As for home. I believe the catch phrase is "for god and country". So, by association, home (country)is a faith based and learned pre-conception, like the god part of the phrase.
 
  • #10
baywax said:
As for home. I believe the catch phrase is "for god and country". So, by association, home (country)is a faith based and learned pre-conception, like the god part of the phrase.

The point is that they are all symbols to which we have given meaning and to which we will die or kill for.
 
  • #11
coberst said:
The point is that they are all symbols to which we have given meaning and to which we will die or kill for.

My entire make up is a result of growing up in this environment. My bones and my blood are built by the minerals and the liquids of this region. If anyone threatens to **** with it, they are ******* with me. And that gets them a fight.

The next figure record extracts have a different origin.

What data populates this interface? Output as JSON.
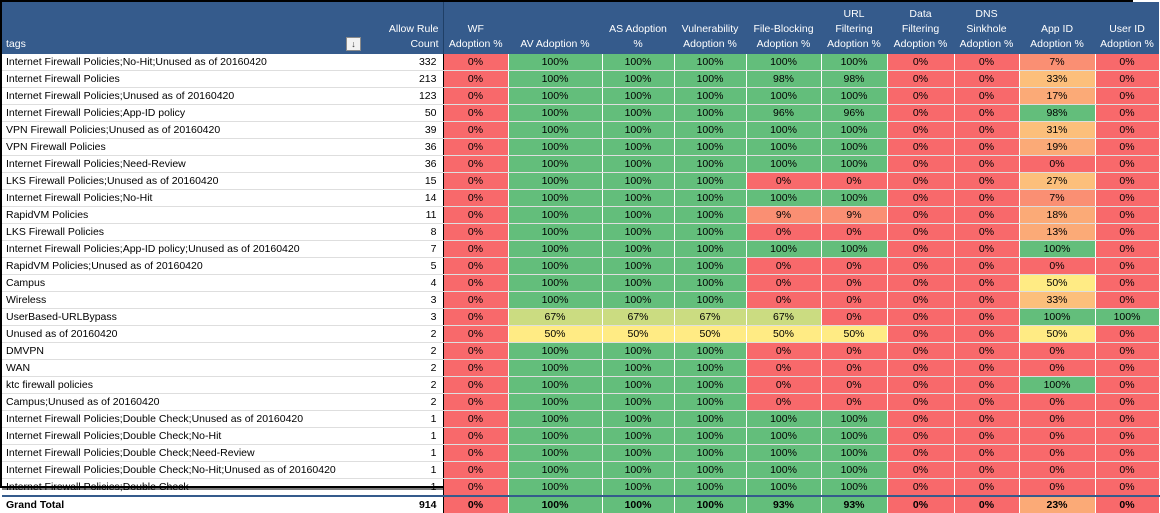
{
  "table": {
    "headers": [
      {
        "key": "tags",
        "label": "tags"
      },
      {
        "key": "count",
        "label": "Allow Rule Count"
      },
      {
        "key": "wf",
        "label": "WF Adoption %"
      },
      {
        "key": "av",
        "label": "AV Adoption %"
      },
      {
        "key": "as",
        "label": "AS Adoption %"
      },
      {
        "key": "vul",
        "label": "Vulnerability Adoption %"
      },
      {
        "key": "fb",
        "label": "File-Blocking Adoption %"
      },
      {
        "key": "url",
        "label": "URL Filtering Adoption %"
      },
      {
        "key": "df",
        "label": "Data Filtering Adoption %"
      },
      {
        "key": "dns",
        "label": "DNS Sinkhole Adoption %"
      },
      {
        "key": "app",
        "label": "App ID Adoption %"
      },
      {
        "key": "uid",
        "label": "User ID Adoption %"
      }
    ],
    "filter_icon": "filter-dropdown-icon",
    "colors": {
      "header_bg": "#355b8c",
      "red": "#f8696b",
      "green": "#63be7b",
      "yellow_green": "#cbdc81",
      "yellow": "#ffeb84",
      "orange": "#fbaa77",
      "orange_light": "#fcbf7b",
      "light_red": "#fa8f73"
    },
    "rows": [
      {
        "tag": "Internet Firewall Policies;No-Hit;Unused as of 20160420",
        "count": "332",
        "values": [
          "0%",
          "100%",
          "100%",
          "100%",
          "100%",
          "100%",
          "0%",
          "0%",
          "7%",
          "0%"
        ]
      },
      {
        "tag": "Internet Firewall Policies",
        "count": "213",
        "values": [
          "0%",
          "100%",
          "100%",
          "100%",
          "98%",
          "98%",
          "0%",
          "0%",
          "33%",
          "0%"
        ]
      },
      {
        "tag": "Internet Firewall Policies;Unused as of 20160420",
        "count": "123",
        "values": [
          "0%",
          "100%",
          "100%",
          "100%",
          "100%",
          "100%",
          "0%",
          "0%",
          "17%",
          "0%"
        ]
      },
      {
        "tag": "Internet Firewall Policies;App-ID policy",
        "count": "50",
        "values": [
          "0%",
          "100%",
          "100%",
          "100%",
          "96%",
          "96%",
          "0%",
          "0%",
          "98%",
          "0%"
        ]
      },
      {
        "tag": "VPN Firewall Policies;Unused as of 20160420",
        "count": "39",
        "values": [
          "0%",
          "100%",
          "100%",
          "100%",
          "100%",
          "100%",
          "0%",
          "0%",
          "31%",
          "0%"
        ]
      },
      {
        "tag": "VPN Firewall Policies",
        "count": "36",
        "values": [
          "0%",
          "100%",
          "100%",
          "100%",
          "100%",
          "100%",
          "0%",
          "0%",
          "19%",
          "0%"
        ]
      },
      {
        "tag": "Internet Firewall Policies;Need-Review",
        "count": "36",
        "values": [
          "0%",
          "100%",
          "100%",
          "100%",
          "100%",
          "100%",
          "0%",
          "0%",
          "0%",
          "0%"
        ]
      },
      {
        "tag": "LKS Firewall Policies;Unused as of 20160420",
        "count": "15",
        "values": [
          "0%",
          "100%",
          "100%",
          "100%",
          "0%",
          "0%",
          "0%",
          "0%",
          "27%",
          "0%"
        ]
      },
      {
        "tag": "Internet Firewall Policies;No-Hit",
        "count": "14",
        "values": [
          "0%",
          "100%",
          "100%",
          "100%",
          "100%",
          "100%",
          "0%",
          "0%",
          "7%",
          "0%"
        ]
      },
      {
        "tag": "RapidVM Policies",
        "count": "11",
        "values": [
          "0%",
          "100%",
          "100%",
          "100%",
          "9%",
          "9%",
          "0%",
          "0%",
          "18%",
          "0%"
        ]
      },
      {
        "tag": "LKS Firewall Policies",
        "count": "8",
        "values": [
          "0%",
          "100%",
          "100%",
          "100%",
          "0%",
          "0%",
          "0%",
          "0%",
          "13%",
          "0%"
        ]
      },
      {
        "tag": "Internet Firewall Policies;App-ID policy;Unused as of 20160420",
        "count": "7",
        "values": [
          "0%",
          "100%",
          "100%",
          "100%",
          "100%",
          "100%",
          "0%",
          "0%",
          "100%",
          "0%"
        ]
      },
      {
        "tag": "RapidVM Policies;Unused as of 20160420",
        "count": "5",
        "values": [
          "0%",
          "100%",
          "100%",
          "100%",
          "0%",
          "0%",
          "0%",
          "0%",
          "0%",
          "0%"
        ]
      },
      {
        "tag": "Campus",
        "count": "4",
        "values": [
          "0%",
          "100%",
          "100%",
          "100%",
          "0%",
          "0%",
          "0%",
          "0%",
          "50%",
          "0%"
        ]
      },
      {
        "tag": "Wireless",
        "count": "3",
        "values": [
          "0%",
          "100%",
          "100%",
          "100%",
          "0%",
          "0%",
          "0%",
          "0%",
          "33%",
          "0%"
        ]
      },
      {
        "tag": "UserBased-URLBypass",
        "count": "3",
        "values": [
          "0%",
          "67%",
          "67%",
          "67%",
          "67%",
          "0%",
          "0%",
          "0%",
          "100%",
          "100%"
        ]
      },
      {
        "tag": "Unused as of 20160420",
        "count": "2",
        "values": [
          "0%",
          "50%",
          "50%",
          "50%",
          "50%",
          "50%",
          "0%",
          "0%",
          "50%",
          "0%"
        ]
      },
      {
        "tag": "DMVPN",
        "count": "2",
        "values": [
          "0%",
          "100%",
          "100%",
          "100%",
          "0%",
          "0%",
          "0%",
          "0%",
          "0%",
          "0%"
        ]
      },
      {
        "tag": "WAN",
        "count": "2",
        "values": [
          "0%",
          "100%",
          "100%",
          "100%",
          "0%",
          "0%",
          "0%",
          "0%",
          "0%",
          "0%"
        ]
      },
      {
        "tag": "ktc firewall policies",
        "count": "2",
        "values": [
          "0%",
          "100%",
          "100%",
          "100%",
          "0%",
          "0%",
          "0%",
          "0%",
          "100%",
          "0%"
        ]
      },
      {
        "tag": "Campus;Unused as of 20160420",
        "count": "2",
        "values": [
          "0%",
          "100%",
          "100%",
          "100%",
          "0%",
          "0%",
          "0%",
          "0%",
          "0%",
          "0%"
        ]
      },
      {
        "tag": "Internet Firewall Policies;Double Check;Unused as of 20160420",
        "count": "1",
        "values": [
          "0%",
          "100%",
          "100%",
          "100%",
          "100%",
          "100%",
          "0%",
          "0%",
          "0%",
          "0%"
        ]
      },
      {
        "tag": "Internet Firewall Policies;Double Check;No-Hit",
        "count": "1",
        "values": [
          "0%",
          "100%",
          "100%",
          "100%",
          "100%",
          "100%",
          "0%",
          "0%",
          "0%",
          "0%"
        ]
      },
      {
        "tag": "Internet Firewall Policies;Double Check;Need-Review",
        "count": "1",
        "values": [
          "0%",
          "100%",
          "100%",
          "100%",
          "100%",
          "100%",
          "0%",
          "0%",
          "0%",
          "0%"
        ]
      },
      {
        "tag": "Internet Firewall Policies;Double Check;No-Hit;Unused as of 20160420",
        "count": "1",
        "values": [
          "0%",
          "100%",
          "100%",
          "100%",
          "100%",
          "100%",
          "0%",
          "0%",
          "0%",
          "0%"
        ]
      },
      {
        "tag": "Internet Firewall Policies;Double Check",
        "count": "1",
        "values": [
          "0%",
          "100%",
          "100%",
          "100%",
          "100%",
          "100%",
          "0%",
          "0%",
          "0%",
          "0%"
        ]
      }
    ],
    "total": {
      "tag": "Grand Total",
      "count": "914",
      "values": [
        "0%",
        "100%",
        "100%",
        "100%",
        "93%",
        "93%",
        "0%",
        "0%",
        "23%",
        "0%"
      ]
    }
  }
}
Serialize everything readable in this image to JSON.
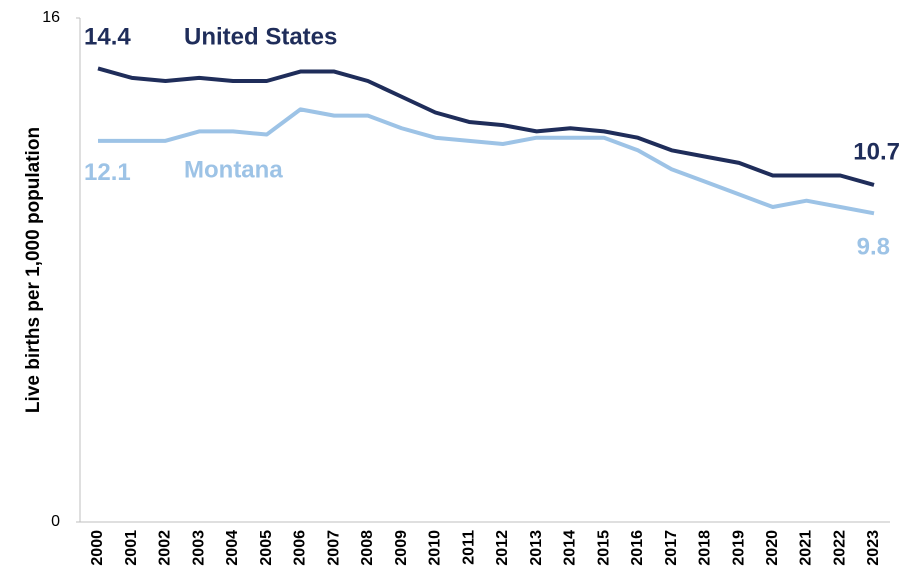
{
  "chart_data": {
    "type": "line",
    "y_label": "Live births per 1,000 population",
    "categories": [
      "2000",
      "2001",
      "2002",
      "2003",
      "2004",
      "2005",
      "2006",
      "2007",
      "2008",
      "2009",
      "2010",
      "2011",
      "2012",
      "2013",
      "2014",
      "2015",
      "2016",
      "2017",
      "2018",
      "2019",
      "2020",
      "2021",
      "2022",
      "2023"
    ],
    "series": [
      {
        "name": "United States",
        "color": "#1f2d5a",
        "values": [
          14.4,
          14.1,
          14.0,
          14.1,
          14.0,
          14.0,
          14.3,
          14.3,
          14.0,
          13.5,
          13.0,
          12.7,
          12.6,
          12.4,
          12.5,
          12.4,
          12.2,
          11.8,
          11.6,
          11.4,
          11.0,
          11.0,
          11.0,
          10.7
        ]
      },
      {
        "name": "Montana",
        "color": "#9dc3e6",
        "values": [
          12.1,
          12.1,
          12.1,
          12.4,
          12.4,
          12.3,
          13.1,
          12.9,
          12.9,
          12.5,
          12.2,
          12.1,
          12.0,
          12.2,
          12.2,
          12.2,
          11.8,
          11.2,
          10.8,
          10.4,
          10.0,
          10.2,
          10.0,
          9.8
        ]
      }
    ],
    "ylim": [
      0,
      16
    ],
    "yticks": [
      0,
      16
    ],
    "grid": false
  }
}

Also, your mother is a symbol... your daughter is a symbol... why defend them? Because they represent you're love, your ideals and your own blood and bones... and if they are messed with... you will defend them to the death. What is wrong with that?
 
  • #12
coberst said:
Home is where the heart is.
A behaviour demonstrated by animals -- e.g. some animals get homesick when they move.

We live, die, and kill in the name of our symbol that one of which we call our home.
Another behavior demonstrated by animals -- they live in their 'territories' or 'shelters', fight to protect it from intruders, fight to expand it...

Home is a symbol.
A flag is a symbol (for our country). An X on a treasure map is a symbol (for buried treasure). How is a home is not a symbol?
 

FAQ: Is freedom a fragile fiction or a search for self-determination?

What is "Freedom: Fragile Fiction" about?

"Freedom: Fragile Fiction" is a novel that explores the concept of freedom and how it can be both empowering and limiting. It follows the lives of five characters who are all seeking different forms of freedom in their lives, and how their choices and actions affect not only themselves but those around them.

What themes are explored in "Freedom: Fragile Fiction"?

Some of the main themes in "Freedom: Fragile Fiction" include the complexities of freedom, the consequences of our choices, and the interconnectedness of our actions. It also touches on issues such as societal expectations, personal identity, and the power dynamics between individuals and society.

Who would enjoy reading "Freedom: Fragile Fiction"?

"Freedom: Fragile Fiction" would appeal to readers who enjoy thought-provoking and character-driven stories. It may also be of interest to those who are interested in exploring different perspectives on the concept of freedom and its impact on our lives.

Is "Freedom: Fragile Fiction" based on real events?

No, "Freedom: Fragile Fiction" is a work of fiction. While some elements may be inspired by real-life events or experiences, the story and characters are entirely fictional.

What sets "Freedom: Fragile Fiction" apart from other novels?

One of the unique aspects of "Freedom: Fragile Fiction" is its focus on the fragility of freedom and how it can be both liberating and constraining. It also delves into the interconnectedness of our actions and how they can have far-reaching consequences. Additionally, the multiple perspectives and character development make for a compelling and thought-provoking read.